Душа (с трудом перекрикивая скрежет): Хуеблядская пиздопроёбина!!!
Звук постепенно замолкает, опускается занавес.
Душа (еле слышно): Главрыба… Главрыба….
К о н е ц
Февраль
Очень хорошо ездить в петербуржском метро после ноля часов и ноля минут. Там очень много места и можно сесть где угодно и притворяться, что ты спишь и ничего не замечаешь.
Например того, как катастрофически изменяется привлекательность двух милейших девушек после того, как ранее сидящий между ними юноша вышел на станции Чёрная Речка, а они поехали дальше.
В этом нет ничего плохого или страшного, просто в большинстве случаев, действительно, лучше не подглядывать.
А зато я постиг наконец тайную глубокую мудрость советской медицины (а она и в нынешней РФ так и осталась советской в лучшем смысле этого слова): в ожидании доктора пациент либо издохнет, либо ему полегчает. Во втором случае доктор вздохнёт укоризненно: ну что ж, вы, голубчик, занятых людей своими пустяками тревожите? А в первом случае все просто разведут руками: ну что ж тут поделаешь. Спасти можно лишь того, кого можно спасти, как совершенно точно заметил один поэт.

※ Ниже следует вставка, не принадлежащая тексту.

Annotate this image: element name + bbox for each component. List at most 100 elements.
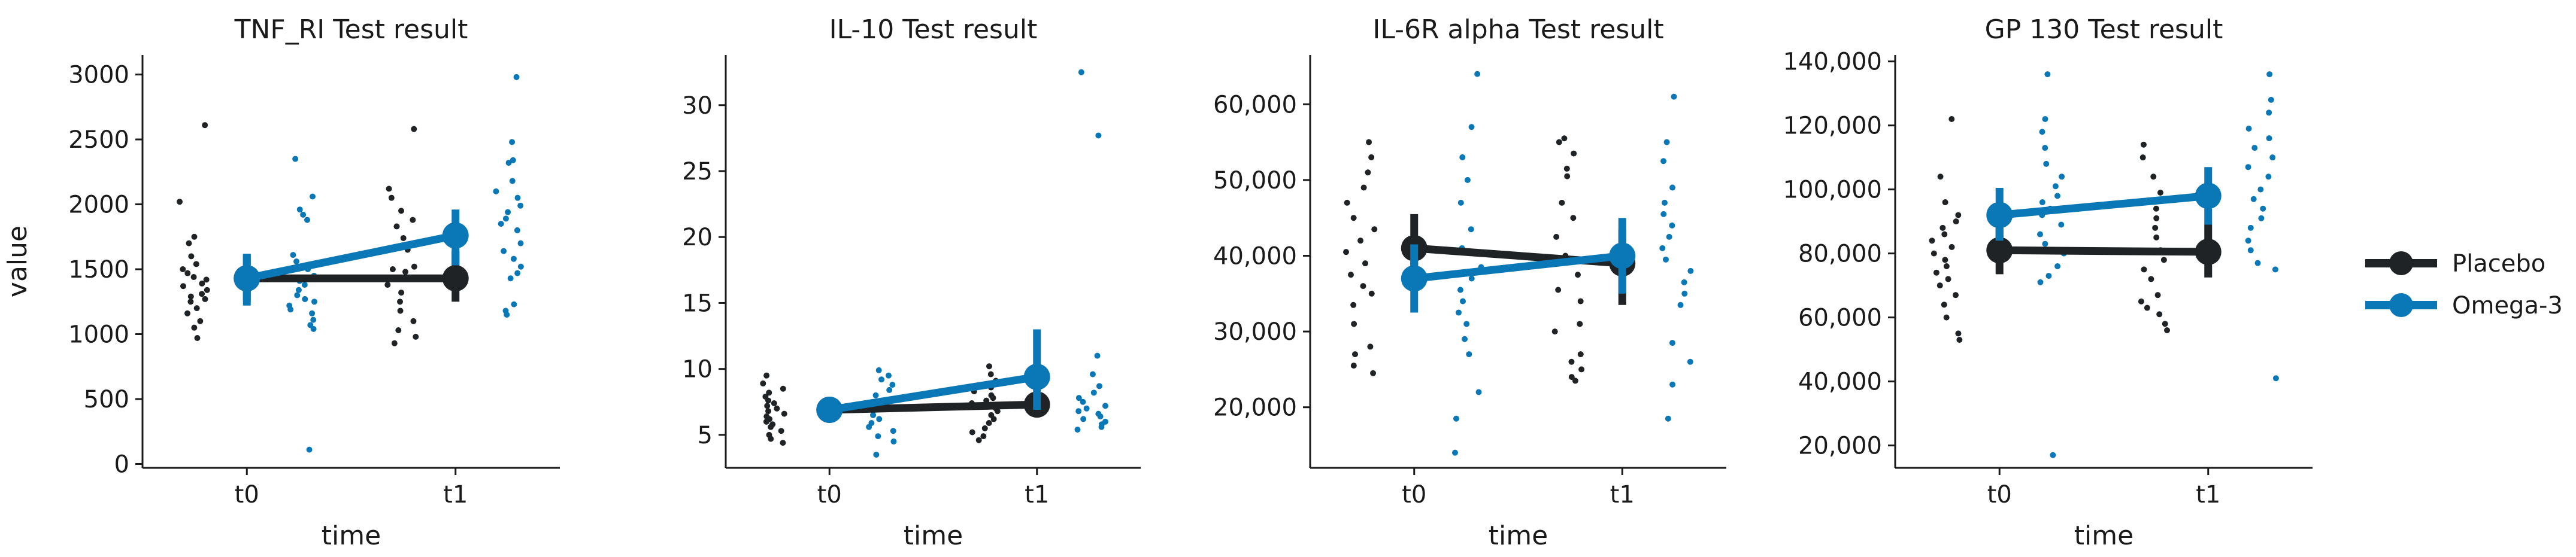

Когда-то, лет в семнадцать что ли, я, подумавши, вывел такое правило: быть жадным — это страшно невыгодно. Сегодня ты не дал кому-то соли, а завтра тебе не дадут луку.

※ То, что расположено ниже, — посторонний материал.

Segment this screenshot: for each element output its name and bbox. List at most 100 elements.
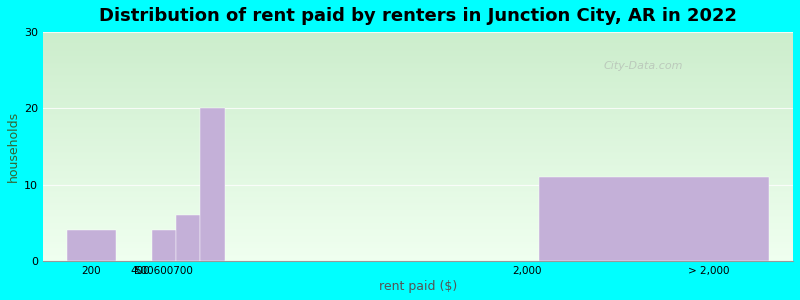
- Bar: [43, 141, 793, 142]
- Bar: [43, 100, 793, 101]
- Bar: [43, 49, 793, 50]
- Bar: [43, 66, 793, 68]
- Bar: [43, 244, 793, 245]
- Bar: [43, 111, 793, 112]
- Bar: [43, 237, 793, 238]
- Bar: [43, 109, 793, 110]
- Bar: [43, 129, 793, 130]
- Bar: [43, 260, 793, 261]
- Bar: [43, 219, 793, 220]
- Bar: [43, 221, 793, 222]
- Bar: [43, 159, 793, 160]
- Bar: [43, 130, 793, 132]
- Bar: [43, 124, 793, 125]
- Bar: [43, 77, 793, 78]
- Bar: [43, 62, 793, 63]
- Bar: [43, 151, 793, 152]
- Bar: [43, 248, 793, 250]
- Bar: [43, 163, 793, 164]
- Bar: [43, 157, 793, 158]
- Bar: [43, 205, 793, 206]
- Bar: [43, 199, 793, 200]
- Bar: [43, 101, 793, 102]
- Bar: [43, 243, 793, 244]
- Bar: [43, 156, 793, 157]
- Bar: [43, 90, 793, 92]
- Bar: [43, 215, 793, 216]
- Bar: [43, 144, 793, 145]
- Bar: [43, 92, 793, 93]
- Bar: [43, 88, 793, 89]
- Bar: [43, 253, 793, 254]
- Bar: [43, 71, 793, 72]
- Bar: [43, 229, 793, 230]
- Bar: [43, 252, 793, 253]
- Bar: [43, 97, 793, 98]
- Bar: [200, 108, 225, 261]
- Bar: [43, 230, 793, 231]
- Bar: [43, 204, 793, 205]
- Bar: [43, 137, 793, 139]
- Text: City-Data.com: City-Data.com: [603, 61, 683, 71]
- Bar: [43, 168, 793, 169]
- Bar: [43, 136, 793, 137]
- Bar: [43, 120, 793, 122]
- Bar: [43, 211, 793, 212]
- Bar: [43, 149, 793, 150]
- Bar: [43, 82, 793, 84]
- Bar: [43, 65, 793, 66]
- Bar: [43, 256, 793, 258]
- Bar: [43, 247, 793, 248]
- Bar: [43, 61, 793, 62]
- Bar: [43, 216, 793, 217]
- Bar: [43, 184, 793, 185]
- Bar: [43, 106, 793, 108]
- Bar: [43, 34, 793, 35]
- Bar: [43, 143, 793, 144]
- Bar: [43, 176, 793, 178]
- Bar: [43, 102, 793, 103]
- Bar: [43, 227, 793, 228]
- Bar: [43, 238, 793, 239]
- Bar: [43, 212, 793, 213]
- Bar: [43, 126, 793, 127]
- Bar: [43, 224, 793, 226]
- Bar: [43, 180, 793, 181]
- Bar: [43, 69, 793, 70]
- Bar: [43, 50, 793, 52]
- Bar: [43, 33, 793, 34]
- Bar: [43, 122, 793, 124]
- Bar: [43, 152, 793, 153]
- Bar: [43, 200, 793, 202]
- Bar: [43, 218, 793, 219]
- Bar: [43, 146, 793, 148]
- Bar: [43, 110, 793, 111]
- Bar: [43, 148, 793, 149]
- Bar: [43, 190, 793, 191]
- Bar: [43, 161, 793, 163]
- Bar: [43, 127, 793, 128]
- Bar: [43, 64, 793, 65]
- Bar: [43, 165, 793, 166]
- Bar: [43, 255, 793, 256]
- Bar: [43, 68, 793, 69]
- Bar: [43, 135, 793, 136]
- Bar: [43, 228, 793, 229]
- Bar: [539, 177, 769, 261]
- Bar: [43, 98, 793, 100]
- Bar: [43, 46, 793, 47]
- Bar: [43, 175, 793, 176]
- Bar: [43, 87, 793, 88]
- Bar: [43, 94, 793, 95]
- Bar: [43, 174, 793, 175]
- Bar: [43, 35, 793, 37]
- Bar: [43, 198, 793, 199]
- Bar: [43, 38, 793, 39]
- Bar: [43, 239, 793, 240]
- Bar: [43, 158, 793, 159]
- Bar: [43, 37, 793, 38]
- Bar: [43, 189, 793, 190]
- Bar: [43, 154, 793, 156]
- Bar: [43, 196, 793, 197]
- Bar: [43, 206, 793, 207]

До этого правила я, конечно, додумался не сам — я вывел его из романа три мушкетёра. Не помню уж в каком месте этого романа, на вопрос о том, как бы лучше потратить какую-то огромную сумму денег, кто-то, кажется Атос, дал замечательный совет: «А давайте эти деньги как можно быстрей пробухаем с максимальным количеством знакомых, а потом будем полгода ходить к ним в гости обедать».